O problema primeiro se manifestou como uma crescente dificuldade de
Colin para praticar esportes. Conforme sua mobilidade foi ficando limitada, ele
teve de deixar seu emprego como consultor de tecnologia da informação. E também
ficou mais vulnerável a outras doenças.
Vivendo só em um apartamento no segundo andar de um edifício sem
elevador, sentia-se como um "prisioneiro" em sua própria casa, sem
conseguir sair e entrar sem ajuda. Ele perdeu aos poucos o contato com seus
amigos. "Decidi que não suportaria passar por mais um inverno depois de
ser hospitalizado duas vezes em três meses", diz ele.
Em abril de 2017, decidiu que a melhor saída seria se inscrever em um
serviço suíço que presta auxílio a quem deseja se matar, e foi rapidamente
aceito. Esse tipo de procedimento é ilegal na Escócia, onde Colin vive - uma
tentativa de mudar a lei foi rejeitada pelo Parlamento em 2015.
Enquanto esperava por sua partida, ele participou de um programa de TV
sobre a legalização do suicídio assistido. Foi como Rona Tynan, que vivia na
mesma cidade de Colin, Inverness, conheceu sua história.

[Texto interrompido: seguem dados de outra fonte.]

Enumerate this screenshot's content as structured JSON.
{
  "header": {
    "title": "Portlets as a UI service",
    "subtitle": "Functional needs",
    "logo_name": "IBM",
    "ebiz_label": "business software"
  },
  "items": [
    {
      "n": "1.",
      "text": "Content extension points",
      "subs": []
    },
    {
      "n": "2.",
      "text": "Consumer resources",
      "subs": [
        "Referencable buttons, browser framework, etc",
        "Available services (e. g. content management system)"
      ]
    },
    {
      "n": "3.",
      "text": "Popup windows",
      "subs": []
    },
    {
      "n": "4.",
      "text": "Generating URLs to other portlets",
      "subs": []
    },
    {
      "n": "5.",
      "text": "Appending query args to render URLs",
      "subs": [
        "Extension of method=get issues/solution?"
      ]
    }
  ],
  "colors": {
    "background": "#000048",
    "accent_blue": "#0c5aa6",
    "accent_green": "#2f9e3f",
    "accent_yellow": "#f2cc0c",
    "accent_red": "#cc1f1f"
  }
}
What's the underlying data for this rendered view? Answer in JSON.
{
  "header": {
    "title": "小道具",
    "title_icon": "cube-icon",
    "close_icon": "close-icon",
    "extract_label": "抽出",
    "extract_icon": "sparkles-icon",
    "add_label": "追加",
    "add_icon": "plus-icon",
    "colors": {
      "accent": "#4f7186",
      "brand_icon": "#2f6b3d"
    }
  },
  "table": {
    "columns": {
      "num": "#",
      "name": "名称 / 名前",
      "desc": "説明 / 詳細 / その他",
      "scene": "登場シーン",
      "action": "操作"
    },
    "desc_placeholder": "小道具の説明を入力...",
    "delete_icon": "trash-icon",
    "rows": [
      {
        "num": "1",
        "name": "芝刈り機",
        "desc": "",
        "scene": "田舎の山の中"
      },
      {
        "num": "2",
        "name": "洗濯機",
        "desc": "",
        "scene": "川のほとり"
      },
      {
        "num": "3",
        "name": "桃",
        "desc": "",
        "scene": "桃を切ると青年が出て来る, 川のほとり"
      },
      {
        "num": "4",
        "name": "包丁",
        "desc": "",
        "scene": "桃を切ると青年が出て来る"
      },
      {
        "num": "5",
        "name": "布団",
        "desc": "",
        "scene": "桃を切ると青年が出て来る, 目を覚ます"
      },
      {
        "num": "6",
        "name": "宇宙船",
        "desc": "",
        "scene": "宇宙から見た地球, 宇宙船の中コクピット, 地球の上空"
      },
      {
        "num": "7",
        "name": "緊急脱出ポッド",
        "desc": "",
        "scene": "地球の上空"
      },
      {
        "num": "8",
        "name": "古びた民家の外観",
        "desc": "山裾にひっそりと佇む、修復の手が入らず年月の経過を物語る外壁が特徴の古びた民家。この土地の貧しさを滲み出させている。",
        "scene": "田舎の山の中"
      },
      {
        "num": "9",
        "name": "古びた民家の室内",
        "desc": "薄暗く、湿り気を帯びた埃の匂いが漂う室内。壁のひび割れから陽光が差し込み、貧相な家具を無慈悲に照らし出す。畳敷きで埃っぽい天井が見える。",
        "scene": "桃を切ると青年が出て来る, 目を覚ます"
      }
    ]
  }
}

"Ouvi as palavras 'esclerose múltipla' e 'Inverness' e corri pra
frente da TV. Foi desesperador saber que ele pretendia agir daquela
forma", diz Rona, que também sofre da doença.
Casada e com filhos, ela levava uma vida ativa e feliz, ainda que na
época já tivesse perdido os movimentos do lado esquerdo do corpo e começasse a
sentir o lado direito cada vez mais fraco.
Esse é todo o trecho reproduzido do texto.